Às vezes, penso que só queria ser como ele. Ter sua falta de inibições e sua coragem. Também queria me sentir tão confortável em minha própria pele do mesmo modo que ele parecia existir tão bem sendo quem era. Eu sempre me moldei conforme as situações. Era uma boa menina. A filha obediente. A aluna aplicada. Enquanto Jungkook teve a liberdade de nunca precisar fingir.

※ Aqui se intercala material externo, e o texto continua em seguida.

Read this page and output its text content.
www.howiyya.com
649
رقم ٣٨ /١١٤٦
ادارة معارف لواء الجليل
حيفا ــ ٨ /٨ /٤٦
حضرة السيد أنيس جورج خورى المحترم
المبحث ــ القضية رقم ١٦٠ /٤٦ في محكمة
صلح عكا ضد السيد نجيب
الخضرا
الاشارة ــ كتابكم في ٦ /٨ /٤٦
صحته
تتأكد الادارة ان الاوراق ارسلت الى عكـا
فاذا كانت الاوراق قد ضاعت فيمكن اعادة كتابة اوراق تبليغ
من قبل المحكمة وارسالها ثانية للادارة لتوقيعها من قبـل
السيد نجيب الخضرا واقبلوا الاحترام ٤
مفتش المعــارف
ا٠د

— Eu posso esperar. — respondi.

Mantive os joelhos unidos e as minhas mãos coladas por cima deles, na tentativa de me resguardar, ocupar a menor quantidade de espaço possível no banco de madeira. Queria me silenciar e desaparecer de suas vistas, caso parecesse uma criatura inanimada, talvez Jungkook desistisse de ficar por perto.

— Acho que ele vai demorar... — disse ele, enquanto invertia o lado da fita cassete de B para A. O dedo enfiado no meio do arco magnético, fazendo o movimento oposto para rebobinar.

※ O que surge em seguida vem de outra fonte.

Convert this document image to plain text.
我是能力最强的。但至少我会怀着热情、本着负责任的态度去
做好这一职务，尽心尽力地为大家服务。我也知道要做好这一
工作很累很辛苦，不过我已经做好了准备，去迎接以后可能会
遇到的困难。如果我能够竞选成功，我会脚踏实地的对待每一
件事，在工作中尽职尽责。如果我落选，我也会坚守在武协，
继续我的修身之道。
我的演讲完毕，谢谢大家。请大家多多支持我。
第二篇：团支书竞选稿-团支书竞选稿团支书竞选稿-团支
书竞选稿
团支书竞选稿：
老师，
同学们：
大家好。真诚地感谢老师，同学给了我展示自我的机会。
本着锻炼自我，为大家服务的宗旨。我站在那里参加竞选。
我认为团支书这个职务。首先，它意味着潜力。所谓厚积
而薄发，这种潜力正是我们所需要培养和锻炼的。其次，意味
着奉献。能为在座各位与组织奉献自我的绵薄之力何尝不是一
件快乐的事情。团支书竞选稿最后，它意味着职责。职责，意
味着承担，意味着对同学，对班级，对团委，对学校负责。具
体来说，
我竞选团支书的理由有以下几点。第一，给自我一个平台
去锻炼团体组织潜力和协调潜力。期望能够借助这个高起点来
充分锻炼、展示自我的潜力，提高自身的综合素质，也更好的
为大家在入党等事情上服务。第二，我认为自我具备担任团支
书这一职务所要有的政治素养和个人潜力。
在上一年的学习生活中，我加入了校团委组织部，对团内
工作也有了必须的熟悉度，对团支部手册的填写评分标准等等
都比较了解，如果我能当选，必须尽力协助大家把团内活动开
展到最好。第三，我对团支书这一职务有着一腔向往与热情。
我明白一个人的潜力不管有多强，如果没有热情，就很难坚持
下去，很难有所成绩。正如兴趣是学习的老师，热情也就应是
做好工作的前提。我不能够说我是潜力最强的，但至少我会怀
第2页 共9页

— Não tem problema, — Estava nervosa e até mesmo as respostas mais fáceis e automáticas como sim e não, pareciam empacadas em algum lugar. Ele era intimidante e sua presença parecia tomar mais espaço do que deveria, como se suas dimensões fossem estratosféricas, agigantadas, e eu estivesse apenas buscando por um pequeno espaço para existir sem que ele pudesse me encontrar. — Posso esperar aqui.

Ficamos em silêncio por um tempo.

— Posso te mostrar algo? — ele perguntou, de modo inofensivo à princípio. — Acho que você vai gostar.

Jungkook caminhou até o confessionário e abriu a porta lateral que Padre Stane costumava usar — Vem, não precisa ficar com medo — deduzi que aquela seria a frase proferida por um demônio que havia se apossado do corpo de Jungkook, usando sua boca, sua voz. Falando por meio dele.

Por que temer se você pode viver deliciosamente?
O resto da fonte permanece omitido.